Opponents of fracking say the process could be contaminating drinking water.
Some environmentalists support fracking and the extraction of natural gas because the gas emits a fraction of the carbon of oil or coal.
The industry says no conclusive evidence has been produced that shows chemicals have migrated from a well bore thousands of feet underground and into aquifers closer to the surface.
Pickens agrees, saying, “We’ve been fracking in Texas in the largest aquifer in North America. It goes from Midland, Texas, to the South Dakota border and that goes across eight states.
“That whole area is a big part of it, where oil and gas has been produced for years and the fracking has never been an issue.”
Change From the Top
The Pickens Plan is an extensive approach to America’s energy needs with an integral part of that being to utilize America’s natural gas to replace the imported oil as a transportation fuel. And the legislation proposed would expand the use of natural gas among heavy-duty vehicles with tax breaks for natural gas-powered vehicles and fueling stations.
The legislation is scheduled for a Senate hearing and Pickens is determined on moving it along and eventually getting it passed. He adds that there are more than 1,700,000 people signed on.

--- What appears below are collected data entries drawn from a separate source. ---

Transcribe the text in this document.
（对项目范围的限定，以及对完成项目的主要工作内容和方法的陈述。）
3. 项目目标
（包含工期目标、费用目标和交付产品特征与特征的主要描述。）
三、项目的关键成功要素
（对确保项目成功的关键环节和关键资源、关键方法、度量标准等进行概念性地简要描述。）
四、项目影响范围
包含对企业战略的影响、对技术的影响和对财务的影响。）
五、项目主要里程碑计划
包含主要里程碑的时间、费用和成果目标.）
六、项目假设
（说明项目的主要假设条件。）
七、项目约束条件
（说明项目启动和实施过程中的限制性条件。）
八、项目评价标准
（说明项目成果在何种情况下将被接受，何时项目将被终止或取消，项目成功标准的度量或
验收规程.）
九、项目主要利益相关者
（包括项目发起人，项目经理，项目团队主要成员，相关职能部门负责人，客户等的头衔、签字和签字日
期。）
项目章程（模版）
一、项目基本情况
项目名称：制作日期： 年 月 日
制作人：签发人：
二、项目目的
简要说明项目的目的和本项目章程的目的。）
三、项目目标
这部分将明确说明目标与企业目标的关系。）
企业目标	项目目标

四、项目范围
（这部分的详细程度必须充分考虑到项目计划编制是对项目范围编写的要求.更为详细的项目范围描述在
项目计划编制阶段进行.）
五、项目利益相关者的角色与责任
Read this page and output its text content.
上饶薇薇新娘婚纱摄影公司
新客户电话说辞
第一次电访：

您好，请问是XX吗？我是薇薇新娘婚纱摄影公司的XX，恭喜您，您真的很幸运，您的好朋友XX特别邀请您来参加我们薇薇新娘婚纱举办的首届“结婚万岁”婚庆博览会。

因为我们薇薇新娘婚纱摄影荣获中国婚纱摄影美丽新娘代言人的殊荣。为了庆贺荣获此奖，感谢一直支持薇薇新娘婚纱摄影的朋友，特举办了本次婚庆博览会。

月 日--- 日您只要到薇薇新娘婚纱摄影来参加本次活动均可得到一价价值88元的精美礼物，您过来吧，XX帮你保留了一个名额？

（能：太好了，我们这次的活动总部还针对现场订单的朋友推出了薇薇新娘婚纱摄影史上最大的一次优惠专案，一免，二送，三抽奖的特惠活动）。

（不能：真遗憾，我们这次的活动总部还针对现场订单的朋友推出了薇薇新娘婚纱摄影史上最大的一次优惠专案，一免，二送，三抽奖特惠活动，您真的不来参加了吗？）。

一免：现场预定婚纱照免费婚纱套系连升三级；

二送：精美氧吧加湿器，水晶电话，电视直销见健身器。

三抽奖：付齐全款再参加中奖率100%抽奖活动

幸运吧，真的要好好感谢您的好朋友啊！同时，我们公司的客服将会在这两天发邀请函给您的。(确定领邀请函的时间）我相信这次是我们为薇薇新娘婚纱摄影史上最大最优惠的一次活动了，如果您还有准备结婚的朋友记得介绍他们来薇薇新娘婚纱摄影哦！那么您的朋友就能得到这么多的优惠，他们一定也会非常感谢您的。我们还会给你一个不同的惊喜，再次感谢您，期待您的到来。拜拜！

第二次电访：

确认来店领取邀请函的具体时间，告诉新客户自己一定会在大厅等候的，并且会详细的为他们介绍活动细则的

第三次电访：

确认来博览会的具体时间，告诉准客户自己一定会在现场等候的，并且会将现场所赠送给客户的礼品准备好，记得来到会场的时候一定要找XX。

Commenting on people supporting clean alternatives and domestic fuel, Jay Rosser, VP Public Affairs for T. Boone Pickens and BP Capital says, “You know, it’s more than that. It’s companies like AT&T stepping to the plate to convert their fleets over to natural gas.” Operating nearly 76,000 vehicles nationwide, AT&T had committed to purchasing natural gas vehicles over a few years to replace gasoline and diesel vehicles to run a cleaner, more efficient fleet.
“If I get 8 million 18-wheelers on natural gas, that will cut OPEC in half. That’s 2 ½ million barrels a day,” Pickens stresses about capturing the high-volume vehicles.
He has been asked why the taxpayers should pay and Pickens says, “You’ve got to get it started, you have to help a little bit to get it started.” And Rosser points out the extension of the argument are some say the free market should dictate it. To Pickens he asks, “Your answer is?”
“Well do you think OPEC’s a free market? Of course not. Energy today is not necessarily a free market,” Pickens states.
He emphasizes, “But we can go in there and undercut the hell out of it with natural gas.
“Anything American is what I’m for. And it makes my argument pretty simple; I’m not trying to sell natural gas, I’m trying to sell America.